Too fast. Too strong. Too steady.
Late-arriving Kenyan Sammy Too was all of the above in a convincing victory in his Anthem Richmond Marathon debut.
Too, sharp and resilient, pulled away from 2011 champion and course record-holder Kennedy Kemei over the last mile Saturday and won by 8 seconds on a raw, misty morning in downtown Richmond. His time (2:16:09) was the sixth-fastest in the event’s 36-year history.
“I felt very good, very fresh and very comfortable,” said Too, speaking through coach/agent Ben Kurgat.
Too, a 24-year-old who arrived in the United States from Kenya fewer than 12 hours before the race began, ran stride for stride with Kemei for much of the last eight miles. He launched his first serious push near the 23-mile mark. Kennedy parried that thrust, but had nothing left when Too began to push again with a mile remaining.
Kurgat, whose stable of elite athletes includes Kemei, believes the former champion may have been running on empty when he and Too turned onto 5th Street for the steep downhill surge to the finish. Kemei, a 35-year-old from Kenya, won the Columbus Marathon less than a month ago.
People are also reading…
Too, the winner of last year’s Tel Aviv Marathon, may have been carrying fatigue-related baggage of his own. He flew into Washington late Friday afternoon. He arrived in Richmond with time to do nothing other than “eat and go to sleep.”
But if he was weary, he concealed it well. Never did he drift behind the lead pack. After two miles, the lead pack had dwindled to five. After 18, it had been reduced to two. Soon thereafter, it was reduced to Too.
Disappointment notwithstanding, Kemei may have cemented his status as one of the most consistently dangerous performers in Richmond Marathon history. Saturday’s race was his third in Richmond in as many years. He finished first in 2011 (2:13:45), third in 2012 (2:15:15) and second this year.
Too, who collected a $2,500 first-place check, said he enjoyed not only the 26.2-mile course but also the damp, chilly weather. The event’s elite competitors ran under conditions that were very nearly ideal: temperature in the mid-40s, consistent cloud cover, occasional light rain, virtually no wind.
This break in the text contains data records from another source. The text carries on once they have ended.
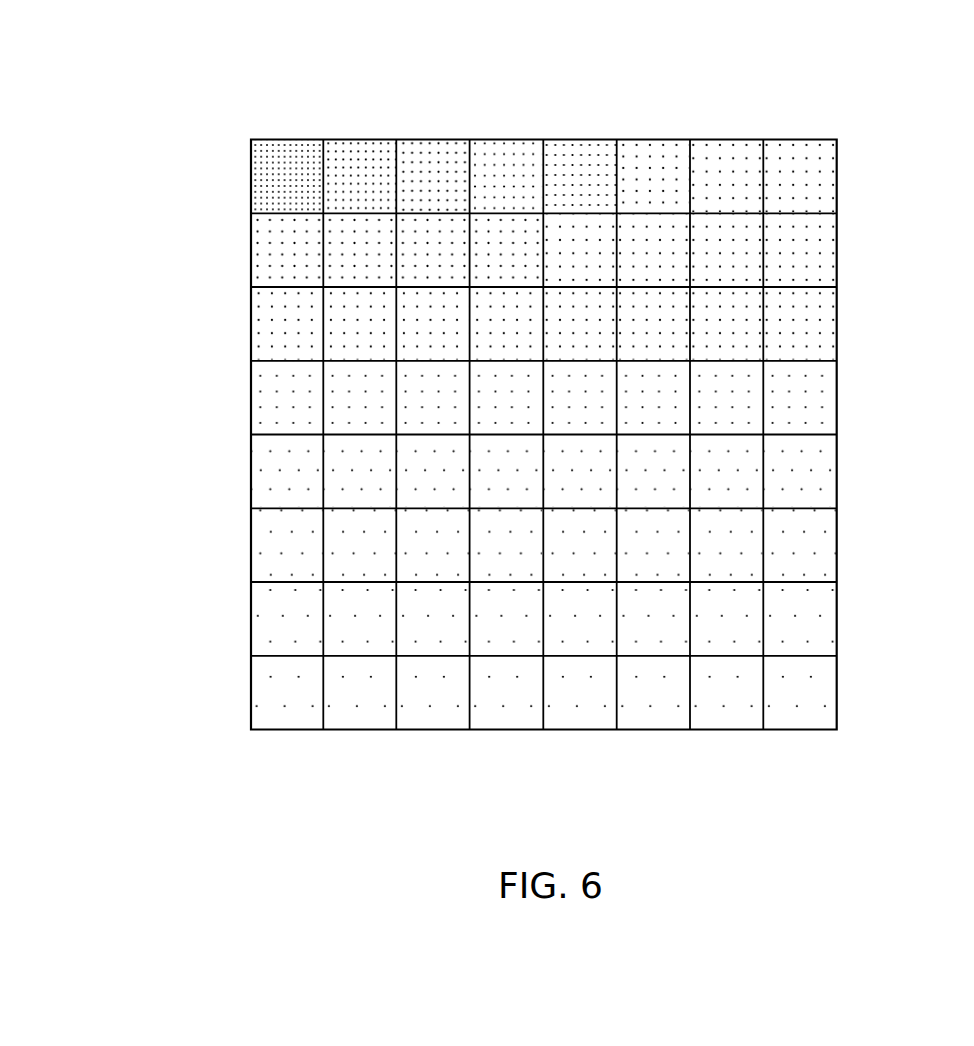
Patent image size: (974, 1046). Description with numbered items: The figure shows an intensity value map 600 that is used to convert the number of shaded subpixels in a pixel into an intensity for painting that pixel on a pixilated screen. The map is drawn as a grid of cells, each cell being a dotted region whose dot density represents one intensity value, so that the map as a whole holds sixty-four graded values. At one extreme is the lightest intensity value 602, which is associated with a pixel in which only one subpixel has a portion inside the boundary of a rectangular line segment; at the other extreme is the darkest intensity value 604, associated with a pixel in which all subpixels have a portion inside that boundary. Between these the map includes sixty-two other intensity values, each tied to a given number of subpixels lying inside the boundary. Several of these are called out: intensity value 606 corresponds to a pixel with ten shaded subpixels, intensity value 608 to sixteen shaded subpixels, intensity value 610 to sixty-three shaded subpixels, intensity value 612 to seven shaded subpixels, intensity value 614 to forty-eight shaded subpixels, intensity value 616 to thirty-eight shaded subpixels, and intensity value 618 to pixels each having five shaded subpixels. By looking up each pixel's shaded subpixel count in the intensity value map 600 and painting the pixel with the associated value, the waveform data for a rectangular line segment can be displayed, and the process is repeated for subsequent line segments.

The intensity value map 600 is at (212, 84).
The lightest intensity value 602 is at (838, 690).
The darkest intensity value 604 is at (263, 185).
The intensity value 606 is at (731, 627).
The intensity value 608 is at (265, 633).
The intensity value 610 is at (373, 150).
The intensity value 612 is at (370, 722).
The intensity value 614 is at (264, 332).
The intensity value 616 is at (437, 414).
The intensity value 618 is at (525, 722).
“It’s hard to ask for much better,” said Thom Suddeth, the coordinator of elite athletes for the marathon and its two companion races, the American Family Fitness Half Marathon and the HCA Virginia 8k.
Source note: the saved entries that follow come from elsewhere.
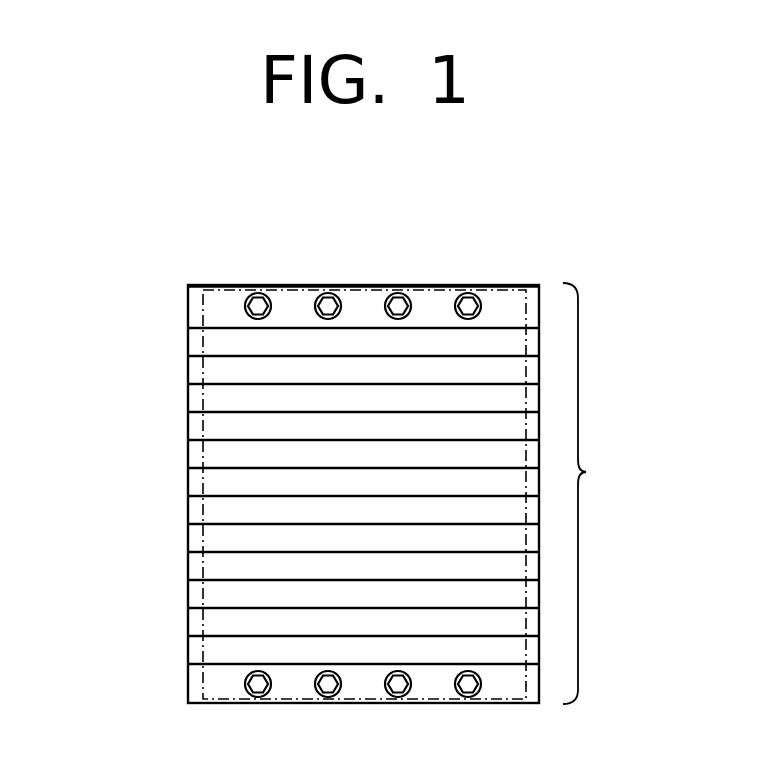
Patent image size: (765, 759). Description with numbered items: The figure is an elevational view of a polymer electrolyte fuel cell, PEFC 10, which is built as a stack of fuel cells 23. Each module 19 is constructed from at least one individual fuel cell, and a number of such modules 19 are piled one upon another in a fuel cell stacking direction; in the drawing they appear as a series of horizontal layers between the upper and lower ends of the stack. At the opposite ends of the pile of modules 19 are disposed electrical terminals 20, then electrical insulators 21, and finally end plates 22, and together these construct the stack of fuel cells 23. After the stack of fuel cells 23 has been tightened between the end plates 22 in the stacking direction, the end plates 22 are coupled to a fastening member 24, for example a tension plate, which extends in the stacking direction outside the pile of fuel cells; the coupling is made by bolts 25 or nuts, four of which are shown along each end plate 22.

The PEFC 10 is at (492, 279).
The module 19 is at (197, 398).
The electrical terminals 20 is at (197, 373).
The electrical insulators 21 is at (197, 343).
The end plates 22 is at (196, 292).
The stack of fuel cells 23 is at (607, 493).
The fastening member 24 is at (198, 674).
The bolts 25 is at (258, 302).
“Weather like this lets (an elite competitor) push himself to the max. He’s not worrying about overheating. He’s not worrying about fighting the wind. The only thing he’s worried about is his legs and what they’re going to be able to do.”
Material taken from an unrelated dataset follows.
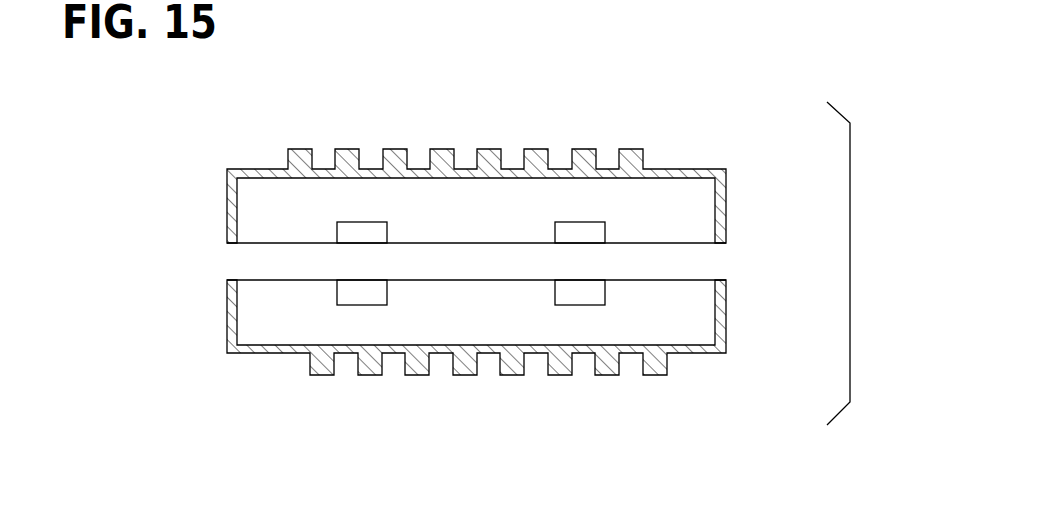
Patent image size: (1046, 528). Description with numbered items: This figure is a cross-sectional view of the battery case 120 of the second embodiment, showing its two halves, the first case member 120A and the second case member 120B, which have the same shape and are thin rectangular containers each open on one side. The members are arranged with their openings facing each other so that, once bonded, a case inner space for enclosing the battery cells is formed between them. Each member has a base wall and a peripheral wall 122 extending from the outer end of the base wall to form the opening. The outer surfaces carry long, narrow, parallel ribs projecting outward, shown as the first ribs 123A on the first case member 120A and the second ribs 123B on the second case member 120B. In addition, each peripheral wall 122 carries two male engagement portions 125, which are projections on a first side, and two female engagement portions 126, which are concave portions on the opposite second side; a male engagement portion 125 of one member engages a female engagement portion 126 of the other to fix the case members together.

Said Too: “It wasn’t at all like running at home in Kenya. There, it’s too hot.”
Benjamin Zywicki, a 25-year-old from Louisville, Colo., finished third in 2:20:47. Ethiopian Getachew Melese Asfaw, the winner of last month’s Hartford (Conn.) Marathon, finished fourth in 2:22:50.
Marathon officials said 16,360 runners, joggers and walkers took part in Saturday’s three races.